Quando seu Pai é seu professor

  "Ainda que a prova seja difícil, ele não poderá lhe passar cola. Da mesma forma, se estamos nessa vida em provação, devemos descobrir por nós mesmos"

   Gostaria de transcrever uma conversa que tive em um chat de certa doutrina, no entanto ele vai apagando suas mensagens com o tempo

   Fluido Cósmico Universal e matéria escura... Materializações de que não mais ouvimos falar. Quais as atuais manifestações? Porém alguns inventam mentiras e mancham teorias (vulgo, falsos profetas). Muitas perguntas e livros repletos de respostas, teorias... Provas, e as provas? Fé basta como argumento para a crença?
   Faz sentido, e muito sentido. Mas ainda estamos no início do livro. Você acha que testemunhará o apocalipse? E descobrirá verdades? É ansioso o suficiente para desacreditar que ainda é apenas mais uma passagem? Calma.
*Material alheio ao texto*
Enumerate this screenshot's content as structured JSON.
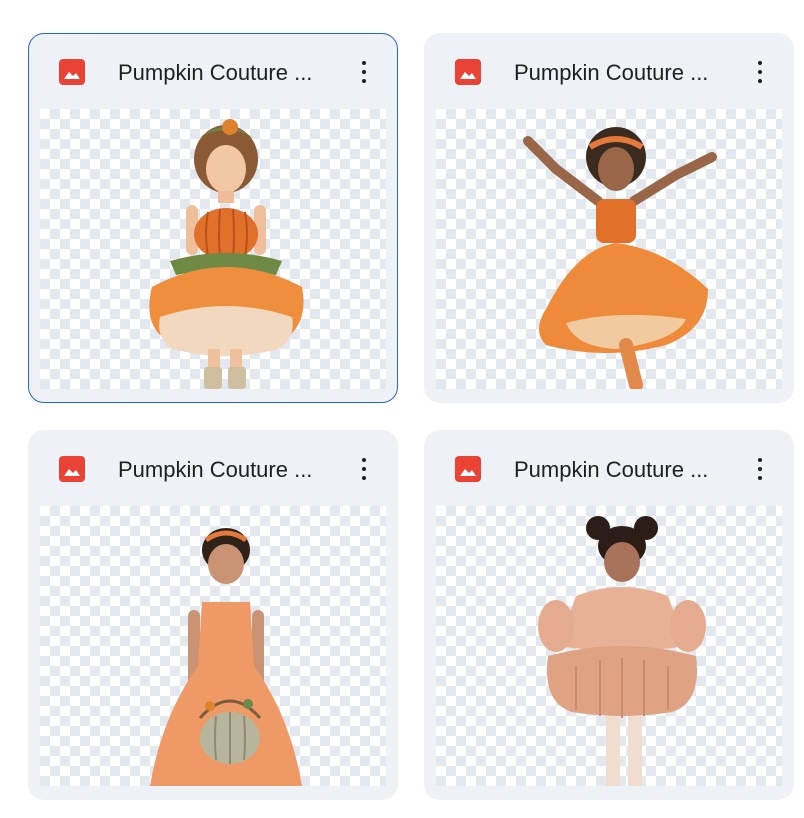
{
  "files": [
    {
      "title": "Pumpkin Couture ...",
      "icon": "image-file-icon",
      "more_icon": "more-vert-icon",
      "selected": true
    },
    {
      "title": "Pumpkin Couture ...",
      "icon": "image-file-icon",
      "more_icon": "more-vert-icon",
      "selected": false
    },
    {
      "title": "Pumpkin Couture ...",
      "icon": "image-file-icon",
      "more_icon": "more-vert-icon",
      "selected": false
    },
    {
      "title": "Pumpkin Couture ...",
      "icon": "image-file-icon",
      "more_icon": "more-vert-icon",
      "selected": false
    }
  ],
  "colors": {
    "icon_red": "#ea4335",
    "card_bg": "#eef1f6",
    "selected_border": "#2a62d6",
    "checker": "#e3e7ee"
  }
}
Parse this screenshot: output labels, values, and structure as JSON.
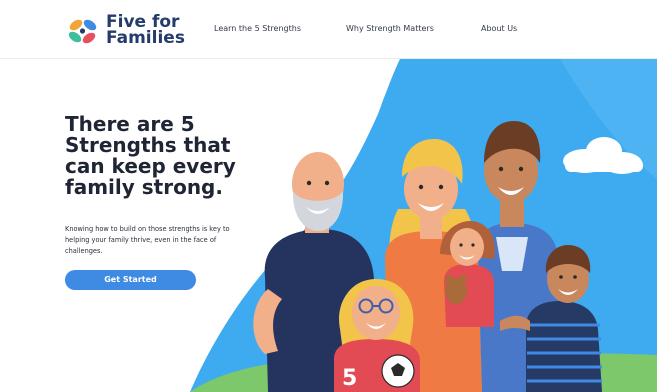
{
  "brand": {
    "name_line1": "Five for",
    "name_line2": "Families",
    "logo_colors": [
      "#f2a33a",
      "#3f8be4",
      "#e7515f",
      "#3fbfa0"
    ],
    "text_color": "#243b6b"
  },
  "nav": {
    "items": [
      {
        "label": "Learn the 5 Strengths"
      },
      {
        "label": "Why Strength Matters"
      },
      {
        "label": "About Us"
      }
    ]
  },
  "hero": {
    "headline": "There are 5 Strengths that can keep every family strong.",
    "subtext": "Knowing how to build on those strengths is key to helping your family thrive, even in the face of challenges.",
    "cta_label": "Get Started",
    "accent_color": "#3f8be4",
    "illustration": {
      "subject": "family-illustration",
      "shirt_number": "5"
    }
  }
}
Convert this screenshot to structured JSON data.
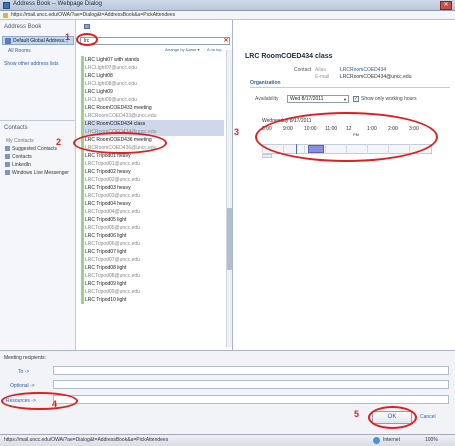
{
  "window": {
    "title": "Address Book -- Webpage Dialog",
    "url": "https://mail.uncc.edu/OWA/?ae=Dialog&t=AddressBook&a=PickAttendees",
    "close_label": "✕"
  },
  "left_pane": {
    "title": "Address Book",
    "selected_book": "Default Global Address...",
    "all_rooms": "All Rooms",
    "show_other": "Show other address lists",
    "contacts_title": "Contacts",
    "my_contacts": "My Contacts",
    "contact_folders": [
      "Suggested Contacts",
      "Contacts",
      "LinkedIn",
      "Windows Live Messenger"
    ]
  },
  "search": {
    "value": "lrc",
    "arrange": "Arrange by Name",
    "on_top": "A on top"
  },
  "results": [
    {
      "name": "LRC Light07 with stands",
      "email": "LRCLight07@uncc.edu"
    },
    {
      "name": "LRC Light08",
      "email": "LRCLight08@uncc.edu"
    },
    {
      "name": "LRC Light09",
      "email": "LRCLight09@uncc.edu"
    },
    {
      "name": "LRC RoomCOED433 meeting",
      "email": "LRCRoomCOED433@uncc.edu"
    },
    {
      "name": "LRC RoomCOED434 class",
      "email": "LRCRoomCOED434@uncc.edu"
    },
    {
      "name": "LRC RoomCOED436 meeting",
      "email": "LRCRoomCOED436@uncc.edu"
    },
    {
      "name": "LRC Tripod01 heavy",
      "email": "LRCTripod01@uncc.edu"
    },
    {
      "name": "LRC Tripod02 heavy",
      "email": "LRCTripod02@uncc.edu"
    },
    {
      "name": "LRC Tripod03 heavy",
      "email": "LRCTripod03@uncc.edu"
    },
    {
      "name": "LRC Tripod04 heavy",
      "email": "LRCTripod04@uncc.edu"
    },
    {
      "name": "LRC Tripod05 light",
      "email": "LRCTripod05@uncc.edu"
    },
    {
      "name": "LRC Tripod06 light",
      "email": "LRCTripod06@uncc.edu"
    },
    {
      "name": "LRC Tripod07 light",
      "email": "LRCTripod07@uncc.edu"
    },
    {
      "name": "LRC Tripod08 light",
      "email": "LRCTripod08@uncc.edu"
    },
    {
      "name": "LRC Tripod09 light",
      "email": "LRCTripod09@uncc.edu"
    },
    {
      "name": "LRC Tripod10 light",
      "email": ""
    }
  ],
  "detail": {
    "title": "LRC RoomCOED434 class",
    "contact_label": "Contact",
    "alias_label": "Alias",
    "alias_value": "LRCRoomCOED434",
    "email_label": "E-mail",
    "email_value": "LRCRoomCOED434@uncc.edu",
    "section": "Organization",
    "availability_label": "Availability",
    "date_value": "Wed 8/17/2011",
    "only_hours": "Show only working hours",
    "timeline_date": "Wednesday 8/17/2011",
    "hours": [
      "8:00",
      "9:00",
      "10:00",
      "11:00",
      "12",
      "1:00",
      "2:00",
      "3:00"
    ],
    "pm_label": "PM"
  },
  "bottom": {
    "meeting_recipients": "Meeting recipients:",
    "to": "To ->",
    "optional": "Optional ->",
    "resources": "Resources ->",
    "ok": "OK",
    "cancel": "Cancel"
  },
  "status": {
    "url": "https://mail.uncc.edu/OWA/?ae=Dialog&t=AddressBook&a=PickAttendees",
    "zone": "Internet",
    "zoom": "100%"
  },
  "annotations": [
    "1",
    "2",
    "3",
    "4",
    "5"
  ]
}
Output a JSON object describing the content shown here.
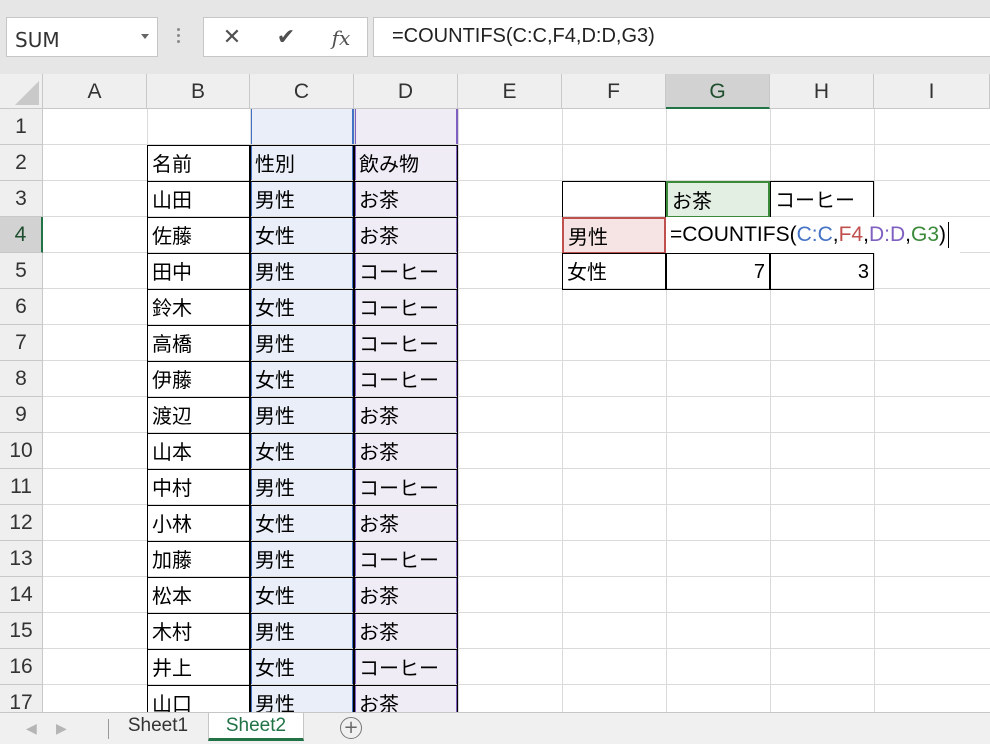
{
  "name_box": {
    "value": "SUM"
  },
  "formula_bar": {
    "cancel_icon": "✕",
    "enter_icon": "✔",
    "fx_label": "fx",
    "formula": "=COUNTIFS(C:C,F4,D:D,G3)"
  },
  "columns": [
    "A",
    "B",
    "C",
    "D",
    "E",
    "F",
    "G",
    "H",
    "I"
  ],
  "active_column": "G",
  "rows": [
    "1",
    "2",
    "3",
    "4",
    "5",
    "6",
    "7",
    "8",
    "9",
    "10",
    "11",
    "12",
    "13",
    "14",
    "15",
    "16",
    "17"
  ],
  "active_row": "4",
  "table": {
    "headers": [
      "名前",
      "性別",
      "飲み物"
    ],
    "rows": [
      [
        "山田",
        "男性",
        "お茶"
      ],
      [
        "佐藤",
        "女性",
        "お茶"
      ],
      [
        "田中",
        "男性",
        "コーヒー"
      ],
      [
        "鈴木",
        "女性",
        "コーヒー"
      ],
      [
        "高橋",
        "男性",
        "コーヒー"
      ],
      [
        "伊藤",
        "女性",
        "コーヒー"
      ],
      [
        "渡辺",
        "男性",
        "お茶"
      ],
      [
        "山本",
        "女性",
        "お茶"
      ],
      [
        "中村",
        "男性",
        "コーヒー"
      ],
      [
        "小林",
        "女性",
        "お茶"
      ],
      [
        "加藤",
        "男性",
        "コーヒー"
      ],
      [
        "松本",
        "女性",
        "お茶"
      ],
      [
        "木村",
        "男性",
        "お茶"
      ],
      [
        "井上",
        "女性",
        "コーヒー"
      ],
      [
        "山口",
        "男性",
        "お茶"
      ]
    ]
  },
  "summary": {
    "col_headers": [
      "お茶",
      "コーヒー"
    ],
    "row_labels": [
      "男性",
      "女性"
    ],
    "female_values": [
      "7",
      "3"
    ],
    "edit_formula_parts": [
      {
        "text": "=COUNTIFS(",
        "color": "#000000"
      },
      {
        "text": "C:C",
        "color": "#4472c4"
      },
      {
        "text": ",",
        "color": "#000000"
      },
      {
        "text": "F4",
        "color": "#c0504d"
      },
      {
        "text": ",",
        "color": "#000000"
      },
      {
        "text": "D:D",
        "color": "#7f5fc0"
      },
      {
        "text": ",",
        "color": "#000000"
      },
      {
        "text": "G3",
        "color": "#3a8a3a"
      },
      {
        "text": ")",
        "color": "#000000"
      }
    ]
  },
  "range_colors": {
    "C": "#4472c4",
    "D": "#7f5fc0",
    "F4": "#c0504d",
    "G3": "#3a8a3a"
  },
  "sheet_tabs": {
    "tabs": [
      "Sheet1",
      "Sheet2"
    ],
    "active": "Sheet2",
    "add_icon": "+"
  }
}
   Às vezes tenho medo do Felizes para Sempre, pois para sempre é muito tempo, não por ser feliz, mas muito tempo para ser monótono. Calma.
"shark: e nossa felicidade ñ é uma felicidade estática!"

   E o amor, amarmos a todos no nível máximo? Vou perdendo o medo de me aprofundar nesses temas. No entanto, vamos estudar mais um pouco para a discussão fazer sentido.